J’ai recueilli le témoignage de certaines des personnes concernées.
Laurence Houle, Rose Viger Vanier et Alice Boulanger ont toutes les trois quitté après une session.
Leurs raisons sont multiples : moins d’intérêt pour le journalisme qu’espéré, déception quant à la qualité de l’enseignement, manque de pertinence des cours, etc.
« On m’a dit que j’étais douée, mais j’ai réalisé que c’est possible de devenir journaliste sans faire un bac là-dedans », raconte Rose Viger Vanier, qui a changé de programme.
D’autres sont toujours inscrits et inscrites seulement parce qu’ils et elles ont le sentiment d’être rendu(e)s « trop loin pour lâcher ». C’est ce que ressent notamment Tom Imler, étudiant en deuxième année.
Ce dernier s’est découvert un intérêt pour le journalisme multimédia, mais il considère que le cursus scolaire ne lui a pas encore offert les outils nécessaires pour se lancer en photo ou en vidéo. « J’ai tellement pas touché à ces aspects-là dans le bac que je devrais faire un autre programme pour les apprendre », indique-t-il.
Charlotte Préfontaine partage cet avis. Si elle sait que la profession est faite pour elle, l’étudiante en deuxième année relève certaines lacunes du baccalauréat. « Je trouve juste qu’on nous vend quelque chose et qu’on nous donne autre chose. On parle d’un bac en journalisme écrit, radio et télé, mais c’est un bac en presse écrite », soulève-t-elle.
Une transition difficile
Finalement, certaines personnes ont obtenu leur diplôme, non sans questionner le choix d’institution tout au long de leur parcours. « Je savais que j’aimais la profession et que j’allais finir journaliste, mais la qualité de l’enseignement m’a fait songer à changer d’institution », se remémore Claudine Giroux, diplômée du programme, qui travaille désormais pour TVA Nouvelles.
Elle soulève plusieurs lacunes concernant l’offre de cours. « Je suis sortie du bac sans savoir comment utiliser une caméra », avoue-t-elle.
En passant de l’Université au milieu du travail, elle a remarqué « à quel point les profs ne sont plus dans la game ».
« Ça fait tellement longtemps qu’ils n’ont pas fait de journalisme que ça affecte la qualité de l’enseignement et des informations qu’ils transmettent », ajoute-t-elle.
Les politiques internes pour déterminer qui offre un cours valorisent l’ancienneté.
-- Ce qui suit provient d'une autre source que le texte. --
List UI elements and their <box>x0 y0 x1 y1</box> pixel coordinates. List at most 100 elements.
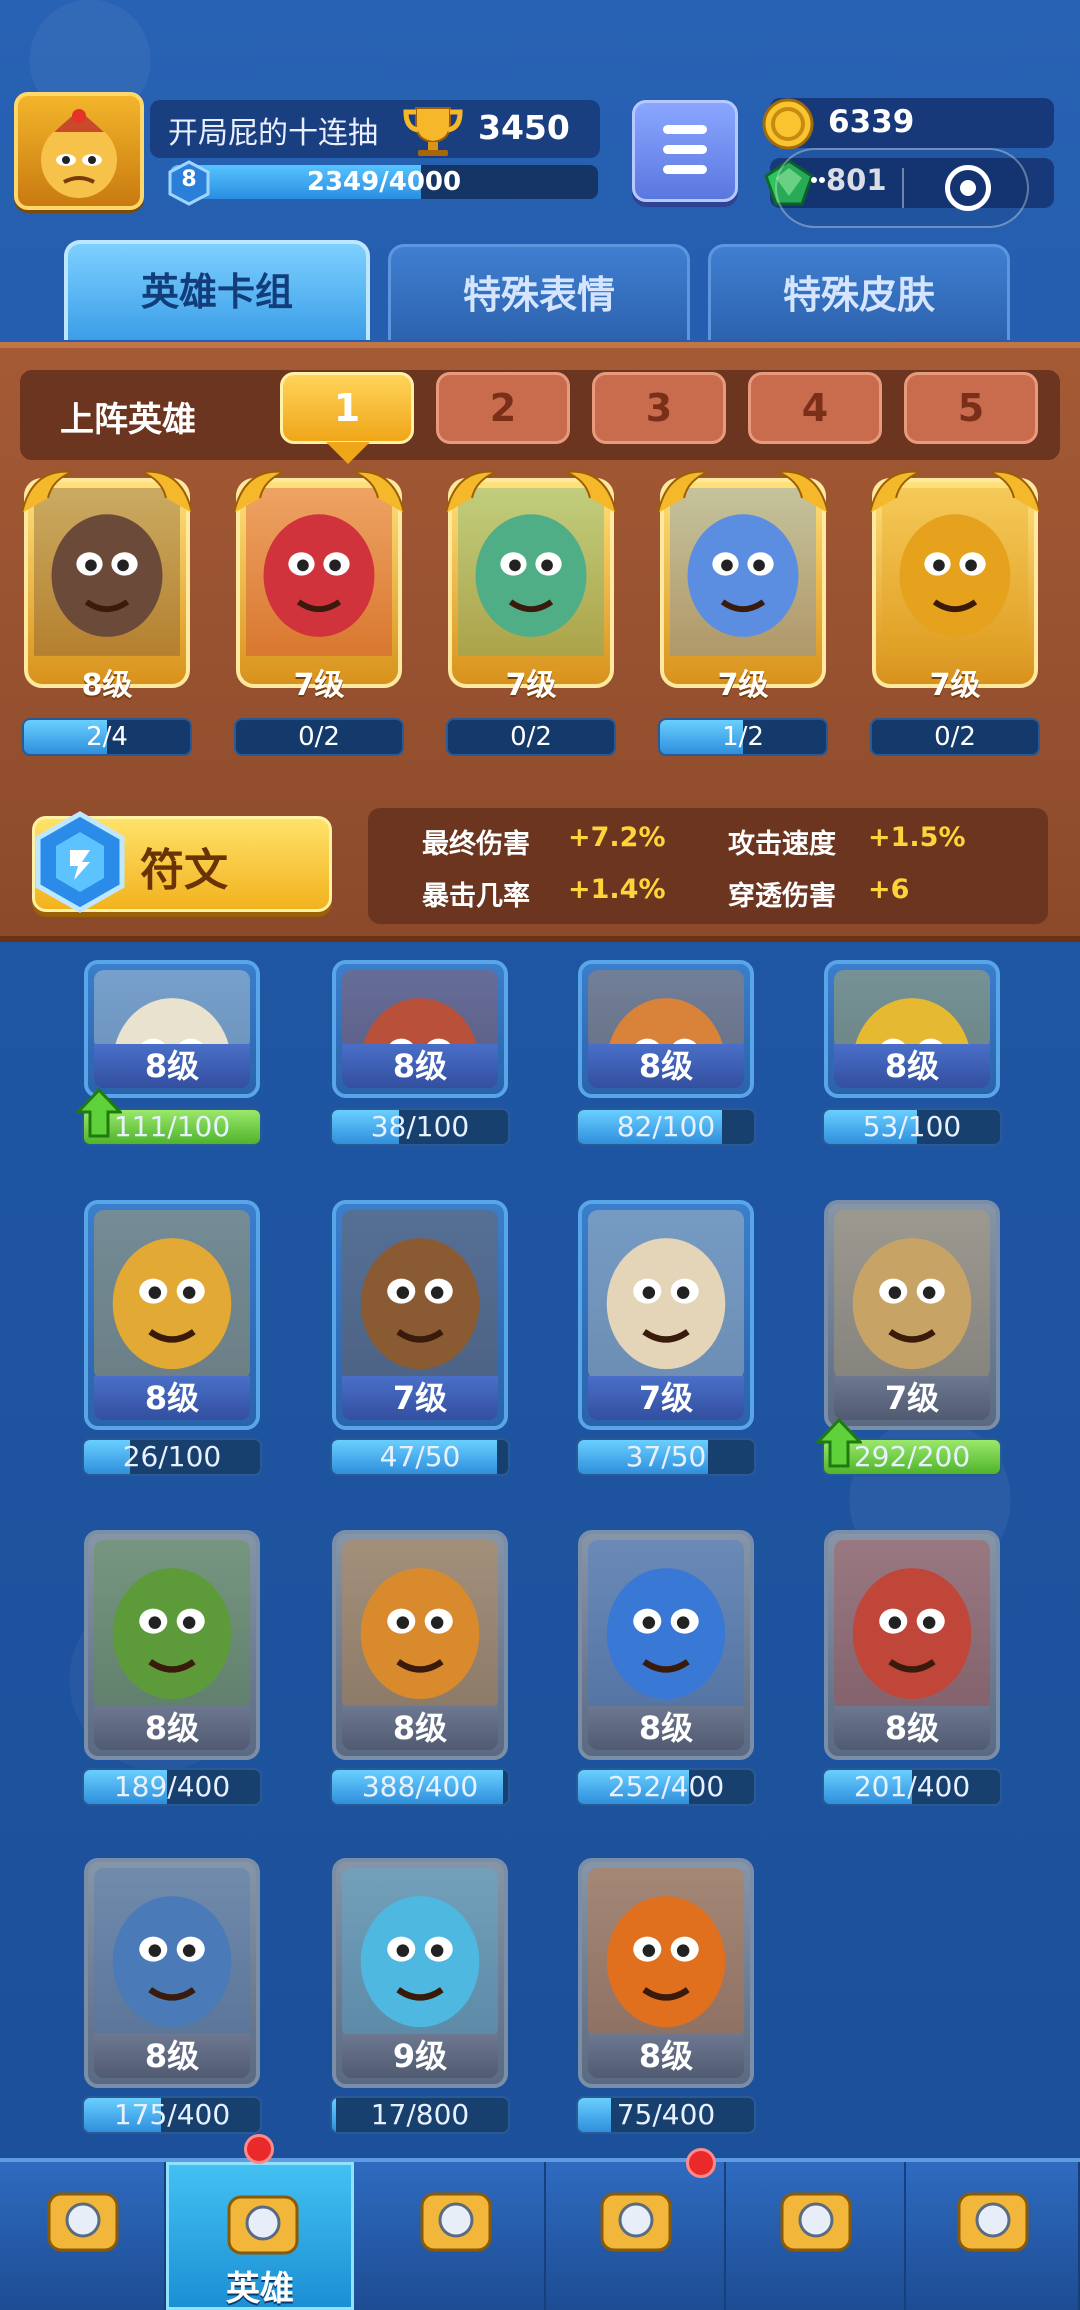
hero-level: 9级 <box>342 2034 498 2078</box>
nav-item[interactable] <box>0 2162 166 2310</box>
gold-dragon-icon <box>445 470 617 514</box>
progress-text: 252/400 <box>607 1770 725 1803</box>
deck-hero-card[interactable] <box>224 458 414 690</box>
stat-value-final-damage: +7.2% <box>568 822 666 853</box>
hero-level: 8级 <box>94 1706 250 1750</box>
nav-item[interactable] <box>366 2162 546 2310</box>
menu-button[interactable] <box>632 100 738 202</box>
deck-hero-level: 7级 <box>929 668 981 703</box>
deck-hero-progress: 0/2 <box>234 718 404 756</box>
tab-special-emotes[interactable]: 特殊表情 <box>388 244 690 340</box>
gold-dragon-icon <box>21 470 193 514</box>
close-target-icon[interactable] <box>945 165 991 211</box>
deck-slot-3[interactable]: 3 <box>592 372 726 444</box>
capsule-divider <box>902 168 904 208</box>
progress-text: 38/100 <box>370 1110 470 1143</box>
stat-value-crit-chance: +1.4% <box>568 874 666 905</box>
trophy-icon <box>403 107 463 156</box>
stat-value-attack-speed: +1.5% <box>868 822 966 853</box>
hero-card-progress: 388/400 <box>330 1768 510 1806</box>
progress-text: 189/400 <box>113 1770 231 1803</box>
gold-dragon-icon <box>869 470 1041 514</box>
nav-item[interactable]: 英雄 <box>166 2162 354 2310</box>
hero-card[interactable]: 8级 <box>84 1858 260 2088</box>
player-avatar[interactable] <box>14 92 144 210</box>
rune-label: 符文 <box>140 845 228 896</box>
avatar-face-icon <box>41 109 117 198</box>
bandit-hero <box>342 970 498 1050</box>
tab-hero-deck[interactable]: 英雄卡组 <box>64 240 370 340</box>
nav-item[interactable] <box>906 2162 1080 2310</box>
hero-card[interactable]: 7级 <box>824 1200 1000 1430</box>
deck-hero-level: 7级 <box>505 668 557 703</box>
deck-slot-2[interactable]: 2 <box>436 372 570 444</box>
menu-line-icon <box>663 165 707 174</box>
hero-level: 8级 <box>588 1044 744 1088</box>
hero-card[interactable]: 8级 <box>578 960 754 1098</box>
menu-line-icon <box>663 145 707 154</box>
hero-card-progress: 26/100 <box>82 1438 262 1476</box>
deck-hero-progress: 2/4 <box>22 718 192 756</box>
deck-hero-card[interactable] <box>648 458 838 690</box>
nav-item[interactable] <box>546 2162 726 2310</box>
deck-slot-1[interactable]: 1 <box>280 372 414 444</box>
hero-level: 8级 <box>834 1706 990 1750</box>
deck-hero-level: 7级 <box>293 668 345 703</box>
progress-text: 388/400 <box>361 1770 479 1803</box>
crown-shield-icon <box>600 2192 672 2252</box>
xp-text: 2349/4000 <box>306 167 462 197</box>
progress-text: 47/50 <box>379 1440 461 1473</box>
progress-text: 0/2 <box>298 722 340 752</box>
progress-text: 0/2 <box>510 722 552 752</box>
hero-card[interactable]: 8级 <box>332 1530 508 1760</box>
hero-card-progress: 53/100 <box>822 1108 1002 1146</box>
hooded-archer-hero <box>94 1540 250 1710</box>
hero-level: 8级 <box>342 1706 498 1750</box>
tab-special-skins[interactable]: 特殊皮肤 <box>708 244 1010 340</box>
miner-hero <box>342 1868 498 2038</box>
deck-slot-4[interactable]: 4 <box>748 372 882 444</box>
hero-card[interactable]: 8级 <box>84 1200 260 1430</box>
trophy-count: 3450 <box>478 108 570 147</box>
progress-text: 2/4 <box>86 722 128 752</box>
hero-level: 7级 <box>342 1376 498 1420</box>
hero-card-progress: 201/400 <box>822 1768 1002 1806</box>
treasure-chest-icon <box>47 2192 119 2252</box>
hero-card-progress: 82/100 <box>576 1108 756 1146</box>
stat-name-attack-speed: 攻击速度 <box>728 829 836 860</box>
more-dots-icon[interactable] <box>810 176 826 184</box>
bear-hero <box>342 1210 498 1380</box>
detective-shark-hero <box>94 1868 250 2038</box>
racer-hero <box>834 970 990 1050</box>
hero-level: 8级 <box>94 1376 250 1420</box>
hero-card[interactable]: 8级 <box>824 960 1000 1098</box>
hero-card[interactable]: 9级 <box>332 1858 508 2088</box>
player-name: 开局屁的十连抽 <box>168 116 378 151</box>
menu-line-icon <box>663 125 707 134</box>
progress-text: 53/100 <box>862 1110 962 1143</box>
progress-text: 201/400 <box>853 1770 971 1803</box>
hero-card[interactable]: 7级 <box>332 1200 508 1430</box>
notification-dot <box>244 2134 274 2164</box>
gold-amount: 6339 <box>828 104 915 140</box>
deck-hero-card[interactable] <box>12 458 202 690</box>
hero-card[interactable]: 8级 <box>84 960 260 1098</box>
hero-card[interactable]: 8级 <box>332 960 508 1098</box>
hero-card[interactable]: 8级 <box>824 1530 1000 1760</box>
hero-level: 7级 <box>588 1376 744 1420</box>
knight-helmet-icon <box>227 2195 299 2255</box>
deck-hero-card[interactable] <box>860 458 1050 690</box>
hero-level: 8级 <box>94 2034 250 2078</box>
hero-card[interactable]: 8级 <box>578 1858 754 2088</box>
hero-level: 8级 <box>342 1044 498 1088</box>
nav-item[interactable] <box>726 2162 906 2310</box>
deck-slot-5[interactable]: 5 <box>904 372 1038 444</box>
hero-card[interactable]: 8级 <box>578 1530 754 1760</box>
hero-card[interactable]: 7级 <box>578 1200 754 1430</box>
hero-card-progress: 189/400 <box>82 1768 262 1806</box>
hero-card[interactable]: 8级 <box>84 1530 260 1760</box>
progress-text: 26/100 <box>122 1440 222 1473</box>
panda-hero <box>588 1210 744 1380</box>
progress-text: 82/100 <box>616 1110 716 1143</box>
deck-hero-card[interactable] <box>436 458 626 690</box>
Selon Claudine, « ça vient compromettre la qualité de l’enseignement, parce que ça ne sera pas nécessairement le prof le plus compétent qui va donner [le cours], mais le plus ancien. »
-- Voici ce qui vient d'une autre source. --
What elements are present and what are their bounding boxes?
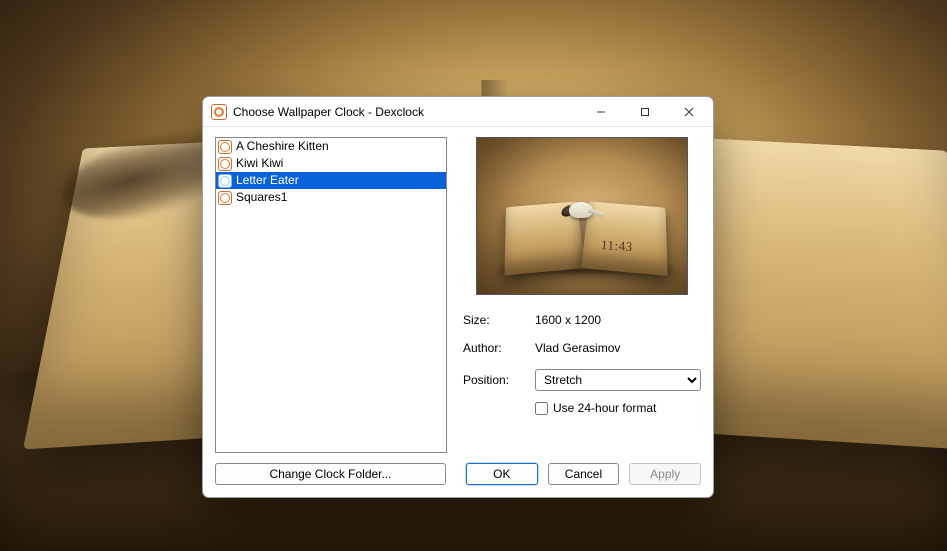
- preview-time-overlay: 11:43: [600, 237, 633, 255]
- cancel-button[interactable]: Cancel: [548, 463, 620, 485]
- clock-icon: [218, 140, 232, 154]
- change-clock-folder-button[interactable]: Change Clock Folder...: [215, 463, 446, 485]
- list-item-label: Letter Eater: [236, 172, 299, 189]
- author-label: Author:: [463, 341, 529, 355]
- clock-icon: [218, 174, 232, 188]
- position-label: Position:: [463, 373, 529, 387]
- size-value: 1600 x 1200: [535, 313, 701, 327]
- list-item[interactable]: Squares1: [216, 189, 446, 206]
- list-item-label: Squares1: [236, 189, 287, 206]
- list-item[interactable]: A Cheshire Kitten: [216, 138, 446, 155]
- clock-listbox[interactable]: A Cheshire KittenKiwi KiwiLetter EaterSq…: [215, 137, 447, 453]
- use-24h-label[interactable]: Use 24-hour format: [553, 401, 656, 415]
- window-title: Choose Wallpaper Clock - Dexclock: [233, 105, 424, 119]
- size-label: Size:: [463, 313, 529, 327]
- list-item-label: A Cheshire Kitten: [236, 138, 329, 155]
- clock-icon: [218, 157, 232, 171]
- use-24h-checkbox[interactable]: [535, 402, 548, 415]
- choose-wallpaper-dialog: Choose Wallpaper Clock - Dexclock A Ches…: [202, 96, 714, 498]
- author-value: Vlad Gerasimov: [535, 341, 701, 355]
- apply-button[interactable]: Apply: [629, 463, 701, 485]
- close-button[interactable]: [667, 98, 711, 126]
- clock-icon: [218, 191, 232, 205]
- list-item[interactable]: Kiwi Kiwi: [216, 155, 446, 172]
- titlebar[interactable]: Choose Wallpaper Clock - Dexclock: [203, 97, 713, 127]
- list-item[interactable]: Letter Eater: [216, 172, 446, 189]
- list-item-label: Kiwi Kiwi: [236, 155, 283, 172]
- position-select[interactable]: Stretch: [535, 369, 701, 391]
- ok-button[interactable]: OK: [466, 463, 538, 485]
- maximize-button[interactable]: [623, 98, 667, 126]
- wallpaper-preview: 11:43: [476, 137, 688, 295]
- minimize-button[interactable]: [579, 98, 623, 126]
- app-icon: [211, 104, 227, 120]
Une promesse de changement
Toutes les personnes sondées s’entendent pour dire que le baccalauréat devrait être amélioré. Heureusement pour elles, janvier 2022 marquait le début de la réforme décennale du programme.
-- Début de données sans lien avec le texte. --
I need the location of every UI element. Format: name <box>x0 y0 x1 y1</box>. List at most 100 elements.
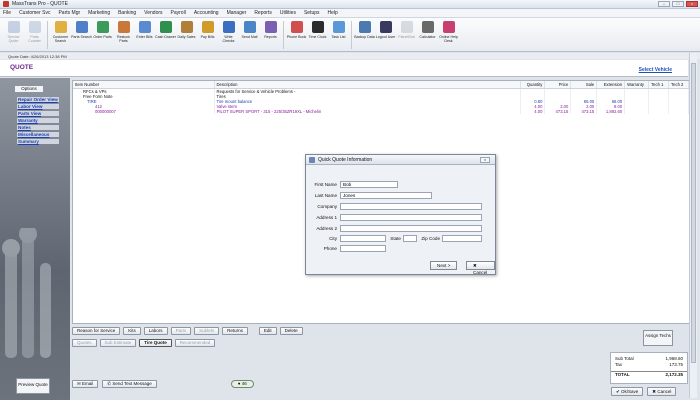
dialog-close-button[interactable]: × <box>480 157 490 163</box>
column-header: Sale <box>571 81 598 88</box>
menu-item-manager[interactable]: Manager <box>227 10 247 16</box>
menu-item-accounting[interactable]: Accounting <box>194 10 219 16</box>
nav-link-notes[interactable]: Notes <box>17 125 59 130</box>
menu-item-file[interactable]: File <box>3 10 11 16</box>
options-button[interactable]: Options <box>14 85 44 93</box>
menu-item-banking[interactable]: Banking <box>118 10 136 16</box>
wrench-decoration-icon <box>2 228 51 358</box>
toolbar-send-mail-button[interactable]: Send Mail <box>239 18 260 52</box>
toolbar-order-parts-button[interactable]: Order Parts <box>92 18 113 52</box>
toolbar-enter-bills-button[interactable]: Enter Bills <box>134 18 155 52</box>
nav-link-miscellaneous[interactable]: Miscellaneous <box>17 132 59 137</box>
menu-item-reports[interactable]: Reports <box>254 10 272 16</box>
send-text-message-button[interactable]: ✆ Send Text Message <box>102 380 157 388</box>
menu-item-marketing[interactable]: Marketing <box>88 10 110 16</box>
next-button[interactable]: Next > <box>430 261 458 270</box>
title-bar: MassTrans Pro - QUOTE – □ × <box>0 0 700 9</box>
select-vehicle-link[interactable]: Select Vehicle <box>639 67 672 73</box>
tab-quotes[interactable]: Quotes <box>72 339 97 347</box>
toolbar-write-checks-button[interactable]: Write Checks <box>218 18 239 52</box>
toolbar-parts-search-button[interactable]: Parts Search <box>71 18 92 52</box>
toolbar-restock-parts-button[interactable]: Restock Parts <box>113 18 134 52</box>
toolbar-label: Online Help Desk <box>439 35 458 43</box>
nav-link-parts-view[interactable]: Parts View <box>17 111 59 116</box>
menu-item-parts-mgr[interactable]: Parts Mgr <box>58 10 80 16</box>
backup-data-icon <box>358 21 371 33</box>
toolbar-online-help-desk-button[interactable]: Online Help Desk <box>438 18 459 52</box>
vertical-scrollbar[interactable] <box>689 53 697 398</box>
minimize-button[interactable]: – <box>658 1 670 7</box>
toolbar-service-quote-button[interactable]: Service Quote <box>3 18 24 52</box>
toolbar-parts-counter-button[interactable]: Parts Counter <box>24 18 45 52</box>
toolbar-calculator-button[interactable]: Calculator <box>417 18 438 52</box>
toolbar-label: Phone Book <box>286 35 307 39</box>
toolbar-reports-button[interactable]: Reports <box>260 18 281 52</box>
toolbar-pay-bills-button[interactable]: Pay Bills <box>197 18 218 52</box>
toolbar-separator <box>351 21 352 49</box>
menu-item-utilities[interactable]: Utilities <box>280 10 296 16</box>
cell-empty <box>625 109 650 114</box>
preview-quote-button[interactable]: Preview Quote <box>16 378 50 394</box>
assign-techs-button[interactable]: Assign Techs <box>643 330 673 346</box>
toolbar-label: Parts Search <box>71 35 92 39</box>
dialog-cancel-button[interactable]: ✖ Cancel <box>466 261 495 275</box>
menu-item-help[interactable]: Help <box>328 10 338 16</box>
column-header: Extension <box>597 81 626 88</box>
parts-button[interactable]: Parts <box>170 327 192 335</box>
menu-item-vendors[interactable]: Vendors <box>144 10 162 16</box>
toolbar-daily-sales-button[interactable]: Daily Sales <box>176 18 197 52</box>
first-name-label: First Name <box>314 182 337 187</box>
toolbar-cash-drawer-button[interactable]: Cash Drawer <box>155 18 176 52</box>
sublets-button[interactable]: Sublets <box>194 327 220 335</box>
tab-sub-estimate[interactable]: Sub Estimate <box>99 339 137 347</box>
company-field[interactable] <box>340 203 482 210</box>
phone-field[interactable] <box>340 245 386 252</box>
city-field[interactable] <box>340 235 386 242</box>
nav-link-summary[interactable]: Summary <box>17 139 59 144</box>
labors-button[interactable]: Labors <box>143 327 168 335</box>
total-label: Tax <box>615 362 623 367</box>
toolbar-customer-search-button[interactable]: Customer Search <box>50 18 71 52</box>
message-count-button[interactable]: ● 46 <box>230 380 254 388</box>
toolbar-time-clock-button[interactable]: Time Clock <box>307 18 328 52</box>
state-field[interactable] <box>403 235 417 242</box>
close-window-button[interactable]: × <box>686 1 698 7</box>
menu-item-payroll[interactable]: Payroll <box>171 10 186 16</box>
tab-tire-quote[interactable]: Tire Quote <box>139 339 172 347</box>
email-button[interactable]: ✉ Email <box>72 380 99 388</box>
toolbar-task-list-button[interactable]: Task List <box>328 18 349 52</box>
nav-link-repair-order-view[interactable]: Repair Order View <box>17 97 59 102</box>
reason-for-service-button[interactable]: Reason for Service <box>72 327 121 335</box>
edit-button[interactable]: Edit <box>258 327 277 335</box>
nav-link-warranty[interactable]: Warranty <box>17 118 59 123</box>
returns-button[interactable]: Returns <box>222 327 248 335</box>
column-header: Price <box>545 81 572 88</box>
scroll-thumb[interactable] <box>691 63 696 363</box>
kits-button[interactable]: Kits <box>123 327 141 335</box>
menu-item-customer-svc[interactable]: Customer Svc <box>19 10 50 16</box>
parts-search-icon <box>75 21 88 33</box>
zip-code-field[interactable] <box>442 235 482 242</box>
toolbar-backup-data-button[interactable]: Backup Data <box>354 18 375 52</box>
last-name-field[interactable] <box>340 192 432 199</box>
tab-recommended[interactable]: Recommended <box>174 339 216 347</box>
zip-code-label: Zip Code <box>421 236 440 241</box>
toolbar-logout-user-button[interactable]: Logout User <box>375 18 396 52</box>
toolbar-label: PlanetDial <box>398 35 415 39</box>
address2-field[interactable] <box>340 225 482 232</box>
toolbar-phone-book-button[interactable]: Phone Book <box>286 18 307 52</box>
cancel-button[interactable]: ✖ Cancel <box>647 387 677 396</box>
window-title: MassTrans Pro - QUOTE <box>12 1 68 7</box>
toolbar-planetdial-button[interactable]: PlanetDial <box>396 18 417 52</box>
first-name-field[interactable] <box>340 181 398 188</box>
column-header: Tech 2 <box>669 81 689 88</box>
maximize-button[interactable]: □ <box>672 1 684 7</box>
delete-button[interactable]: Delete <box>279 327 303 335</box>
address1-field[interactable] <box>340 214 482 221</box>
menu-item-setups[interactable]: Setups <box>304 10 320 16</box>
table-row[interactable]: 000000007 PILOT SUPER SPORT - 315 - 225/3… <box>73 109 690 114</box>
view-links: Repair Order View Labor View Parts View War… <box>17 97 59 144</box>
ok-save-button[interactable]: ✔ Ok/Save <box>611 387 644 396</box>
nav-link-labor-view[interactable]: Labor View <box>17 104 59 109</box>
cell-qty: 4.00 <box>521 109 546 114</box>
Un sous-comité d’autoévaluation a été mis sur pied. Il compte une étudiante de deuxième année, un étudiant de troisième année, une diplômée, des chargés de cours, ainsi que des professeur(e)s. Ils et elles seront en poste pendant un an.
Pour recueillir le témoignage des étudiants et des étudiantes, le sous-comité organise une table-ronde le 7 avril 2022, et a créé un sondage d’évaluation confidentiel à remplir avant le 24 avril. Les éléments apportés seront le point de départ pour une réflexion sur les modifications qui seraient à apporter au programme de journalisme.
« Il est possible de retirer et d’ajouter autant de cours que souhaité », indique Patrick White. Il n’est cependant pas question de modifier le processus de sélection du corps enseignant. Ainsi, l’ancienneté demeure l’élément décisif.
« La meilleure façon de faire changer les choses de ce côté-là, c’est en passant par l’évaluation de l’enseignement », avoue Jean-Hugues Roy, professeur et directeur du sous-comité d’autoévaluation.
C’est plus facile à dire qu’à faire, selon Claudine Giroux, qui, aux côtés du comité du programme, a mis sur pied un dossier étoffé pour évincer un professeur. Dossier qui n’a pas été entendu.
L’UQAM est la seule université en Amérique du Nord à offrir une formation francophone de trois ans spécialisée en journalisme. Si l’Université n’est pas capable de retenir ses étudiants et ses étudiantes alors qu’elle les évalue selon leur motivation et leur compréhension du métier, qu’adviendra-t-il de cette profession, qui souffre déjà d’une pénurie de main-d’œuvre?